Pudemos contar com a presença de 4 das 7 mulheres protagonistas do livro, que se exilaram antes do 25 de abril, e assim pudemos ouvir, de viva voz e na primeira pessoa, os seus testemunhos sobre o que as levou a exilar-se e como viveram o exílio, mais especialmente os primeiros tempos, com dificuldades de língua, de dinheiro, de compreensão de direitos, de procura de papéis, de alojamento, etc etc . Depois testemunharam das suas ações respetivas nos países europeus por onde estiveram espalhadas, como trabalharam com os emigrantes, que já havia muitos, ajudando a criar associações aqui em Bruxelas, dando aulas de alfabetização nos bairros da lata na zona de Paris, informando sobre planning familiar e direitos das mulheres etc . Estas 7 mulheres são apenas 7 de muitas que se exilaram. Elas foram milhares e as experiências delas têm muitos pontos em comum.
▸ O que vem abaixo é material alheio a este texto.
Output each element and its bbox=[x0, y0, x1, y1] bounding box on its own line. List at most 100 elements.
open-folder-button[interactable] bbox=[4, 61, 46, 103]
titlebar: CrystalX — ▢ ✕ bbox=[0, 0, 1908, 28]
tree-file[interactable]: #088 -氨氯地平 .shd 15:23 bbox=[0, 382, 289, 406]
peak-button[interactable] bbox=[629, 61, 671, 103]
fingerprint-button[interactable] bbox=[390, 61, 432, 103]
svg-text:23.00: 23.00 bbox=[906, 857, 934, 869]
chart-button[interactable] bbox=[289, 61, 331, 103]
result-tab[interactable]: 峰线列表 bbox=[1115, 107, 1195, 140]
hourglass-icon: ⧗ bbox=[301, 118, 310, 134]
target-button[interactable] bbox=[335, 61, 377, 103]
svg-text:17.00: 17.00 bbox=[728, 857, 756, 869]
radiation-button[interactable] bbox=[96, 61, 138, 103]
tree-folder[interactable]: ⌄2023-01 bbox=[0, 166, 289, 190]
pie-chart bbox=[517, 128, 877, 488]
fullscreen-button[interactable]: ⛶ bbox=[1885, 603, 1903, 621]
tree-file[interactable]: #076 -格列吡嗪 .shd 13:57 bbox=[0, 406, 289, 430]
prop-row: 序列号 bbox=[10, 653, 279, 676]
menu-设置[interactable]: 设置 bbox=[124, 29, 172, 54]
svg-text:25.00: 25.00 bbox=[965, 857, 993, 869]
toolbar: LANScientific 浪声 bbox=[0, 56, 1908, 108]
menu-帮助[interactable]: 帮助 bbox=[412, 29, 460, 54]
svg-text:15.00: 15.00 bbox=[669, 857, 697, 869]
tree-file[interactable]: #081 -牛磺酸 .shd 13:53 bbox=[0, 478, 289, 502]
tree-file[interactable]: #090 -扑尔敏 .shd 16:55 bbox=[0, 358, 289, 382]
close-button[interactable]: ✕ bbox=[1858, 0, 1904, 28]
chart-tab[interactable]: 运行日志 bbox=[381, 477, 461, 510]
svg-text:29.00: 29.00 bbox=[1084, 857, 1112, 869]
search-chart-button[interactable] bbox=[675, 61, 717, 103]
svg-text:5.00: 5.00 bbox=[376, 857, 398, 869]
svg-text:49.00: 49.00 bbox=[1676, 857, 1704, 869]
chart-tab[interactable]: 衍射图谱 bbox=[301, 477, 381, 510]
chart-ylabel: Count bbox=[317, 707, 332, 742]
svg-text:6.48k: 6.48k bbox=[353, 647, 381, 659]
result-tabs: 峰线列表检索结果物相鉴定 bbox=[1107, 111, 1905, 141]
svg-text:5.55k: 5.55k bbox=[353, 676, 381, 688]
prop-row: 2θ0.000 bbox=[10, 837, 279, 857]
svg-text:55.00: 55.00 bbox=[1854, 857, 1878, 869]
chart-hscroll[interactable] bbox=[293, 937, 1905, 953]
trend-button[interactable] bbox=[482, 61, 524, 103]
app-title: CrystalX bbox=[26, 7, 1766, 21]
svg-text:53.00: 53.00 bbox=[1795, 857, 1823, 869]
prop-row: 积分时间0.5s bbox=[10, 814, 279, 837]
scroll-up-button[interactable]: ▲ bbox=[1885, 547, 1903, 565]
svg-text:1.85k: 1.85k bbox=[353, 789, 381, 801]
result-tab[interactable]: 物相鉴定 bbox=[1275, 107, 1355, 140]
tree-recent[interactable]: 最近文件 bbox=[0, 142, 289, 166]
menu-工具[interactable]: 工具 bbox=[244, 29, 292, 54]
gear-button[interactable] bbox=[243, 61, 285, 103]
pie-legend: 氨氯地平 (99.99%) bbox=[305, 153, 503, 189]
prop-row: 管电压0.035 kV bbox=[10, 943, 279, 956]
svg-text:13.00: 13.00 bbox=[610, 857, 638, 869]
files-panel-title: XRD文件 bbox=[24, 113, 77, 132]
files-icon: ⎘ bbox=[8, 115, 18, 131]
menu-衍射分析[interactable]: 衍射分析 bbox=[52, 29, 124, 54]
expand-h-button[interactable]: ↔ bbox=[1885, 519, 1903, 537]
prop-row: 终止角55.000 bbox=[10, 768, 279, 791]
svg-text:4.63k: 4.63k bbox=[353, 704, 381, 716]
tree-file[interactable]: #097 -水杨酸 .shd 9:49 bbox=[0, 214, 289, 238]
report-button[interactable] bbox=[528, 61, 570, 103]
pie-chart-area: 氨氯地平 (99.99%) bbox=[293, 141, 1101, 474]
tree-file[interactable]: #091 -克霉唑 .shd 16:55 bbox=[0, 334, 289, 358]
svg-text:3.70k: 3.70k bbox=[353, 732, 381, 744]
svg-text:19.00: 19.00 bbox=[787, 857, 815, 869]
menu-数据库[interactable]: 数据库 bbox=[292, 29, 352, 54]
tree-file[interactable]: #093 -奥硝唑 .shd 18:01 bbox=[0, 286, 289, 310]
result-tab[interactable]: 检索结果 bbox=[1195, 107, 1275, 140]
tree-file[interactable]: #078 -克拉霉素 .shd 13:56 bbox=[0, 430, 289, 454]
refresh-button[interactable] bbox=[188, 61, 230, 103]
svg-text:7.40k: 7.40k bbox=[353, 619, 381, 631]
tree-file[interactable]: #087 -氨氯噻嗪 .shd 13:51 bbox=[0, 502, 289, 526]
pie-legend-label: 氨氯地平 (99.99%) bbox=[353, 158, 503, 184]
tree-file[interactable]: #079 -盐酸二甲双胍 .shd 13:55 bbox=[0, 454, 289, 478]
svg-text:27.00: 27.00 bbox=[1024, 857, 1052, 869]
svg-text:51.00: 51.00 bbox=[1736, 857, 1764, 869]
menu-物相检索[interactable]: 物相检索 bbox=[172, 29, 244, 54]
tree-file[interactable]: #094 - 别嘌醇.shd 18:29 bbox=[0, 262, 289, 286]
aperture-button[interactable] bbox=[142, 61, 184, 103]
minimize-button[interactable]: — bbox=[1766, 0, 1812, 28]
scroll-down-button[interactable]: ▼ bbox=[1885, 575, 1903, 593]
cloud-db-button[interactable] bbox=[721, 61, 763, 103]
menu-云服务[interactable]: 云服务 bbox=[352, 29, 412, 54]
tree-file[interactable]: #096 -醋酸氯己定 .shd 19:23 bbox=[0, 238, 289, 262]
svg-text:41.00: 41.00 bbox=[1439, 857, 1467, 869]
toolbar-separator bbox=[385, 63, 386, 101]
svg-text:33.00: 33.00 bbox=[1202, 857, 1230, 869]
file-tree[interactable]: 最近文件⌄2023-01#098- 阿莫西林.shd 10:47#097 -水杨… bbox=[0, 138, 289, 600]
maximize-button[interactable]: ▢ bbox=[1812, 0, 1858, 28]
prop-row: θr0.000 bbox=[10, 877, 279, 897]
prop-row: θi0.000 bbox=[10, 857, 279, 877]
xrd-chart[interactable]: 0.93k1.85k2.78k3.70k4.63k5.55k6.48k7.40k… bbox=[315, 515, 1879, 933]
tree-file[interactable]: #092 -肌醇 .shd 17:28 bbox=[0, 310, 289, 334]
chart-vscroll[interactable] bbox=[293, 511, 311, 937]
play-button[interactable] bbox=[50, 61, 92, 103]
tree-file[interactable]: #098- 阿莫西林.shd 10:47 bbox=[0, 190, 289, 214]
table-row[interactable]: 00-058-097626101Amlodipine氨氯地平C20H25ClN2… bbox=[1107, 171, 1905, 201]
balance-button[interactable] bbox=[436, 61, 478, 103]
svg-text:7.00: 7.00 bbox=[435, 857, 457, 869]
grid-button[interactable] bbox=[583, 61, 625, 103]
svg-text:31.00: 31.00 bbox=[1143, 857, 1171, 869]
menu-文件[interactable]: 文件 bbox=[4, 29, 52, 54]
Todas estas intervenções contribuíram para reforçar a memória dos mais velhos e para que os mais novos aprendessem o que implica viver num pais autoritário, onde o Estado e o próprio peso da sociedade limita os possíveis das pessoas, corta a imaginação e tudo isso para chegar a uma sociedade homogénea, onde não há uma cabeça que possa sobressair.
Mas a vontade da AJA Bruxelas, como organizadora do evento, não era, de modo nenhum de estar só a lembrar o passado e dar medalhas de mérito àquelas senhoras que ainda muito jovens ( elas tinham entre 17 e 21 anos) saíram rumo à Europa, fugindo à PIDE em certos casos, e à procura de espaço à medida das suas aspirações à liberdade e a uma forma de realização pessoal que lhes era proibida dentro de Portugal.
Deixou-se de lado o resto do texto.